Anne Delafosse (34), mit 164 Länderspielen die deutsche Vorzeige-Basketballerin in Diensten der TS Jahn München, hat vor den drei Halbfinalspielen gegen die DJK Don Bosco Bamberg gesagt, sie liebe die Rolle des Außenseiters. Es wurde eine dramatische Serie mit insgesamt vier Verlängerungen und dem knapp besseren Ende für die Mannschaft von Trainer Konstantin Hammerl. Nehmen sich die Bambergerinnen Anne Delafosse in all ihrer Professionalität zum Vorbild, packen sie ihr Kämpferherz aus und versuchen sie, Bestleistung abzurufen, dann können sie die erste Mannschaft sein in dieser Saison der 2. Liga Süd, die die BasCats des USC Heidelberg auf Augenhöhe fordert. Die erste Partie um die Meisterschaft gegen die bislang in allen 18 Spielen dieser Runde ungeschlagenen Damen vom Neckar findet am Sonntag (15 Uhr) in der Graf-Stauffenberg-Halle statt.

Die DJK-Basketballerinnen schafften es in den letzten Spielen immer besser, ihre Anhänger in der "Blauen" hinter sich zu versammeln. Die Fans waren begeistert nach zweimaliger "Overtime" und dem 76:73 gegen die Münchnerinnen, das den Finaleinzug brachte. Sie hoffen, dass die Bamberger Korbjägerinnen die vergangenen zwei Wochen intensiv zur Vorbereitung genutzt haben.
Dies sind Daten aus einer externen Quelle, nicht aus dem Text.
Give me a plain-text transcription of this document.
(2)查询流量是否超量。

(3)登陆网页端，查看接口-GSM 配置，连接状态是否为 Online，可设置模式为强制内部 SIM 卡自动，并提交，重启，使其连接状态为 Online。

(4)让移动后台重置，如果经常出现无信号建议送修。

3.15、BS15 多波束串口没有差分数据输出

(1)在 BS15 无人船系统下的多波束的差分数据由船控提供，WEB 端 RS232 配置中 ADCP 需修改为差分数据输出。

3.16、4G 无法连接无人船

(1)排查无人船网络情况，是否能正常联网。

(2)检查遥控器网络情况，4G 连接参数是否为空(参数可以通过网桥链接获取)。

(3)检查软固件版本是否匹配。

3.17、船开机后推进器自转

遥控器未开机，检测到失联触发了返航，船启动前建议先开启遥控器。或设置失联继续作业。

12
Intensives Training beim USC

So wie der USC. "Die Heidelberger Überlegenheit kommt nicht von ungefähr", erklärt DJK-Coach Hammerl. "Die Trainings-Stringenz der BasCats unterscheidet sich gravierend vom Rest der Liga." Seit Mitte August letzten Jahres rufe USC-Coach Dennis Czygan mindestens viermal wöchentlich zu den Übungseinheiten. Das letzte Wochenende nutzten die Heidelbergerinnen zu einem Freundschaftsspiel gegen den deutschen Meister aus Keltern.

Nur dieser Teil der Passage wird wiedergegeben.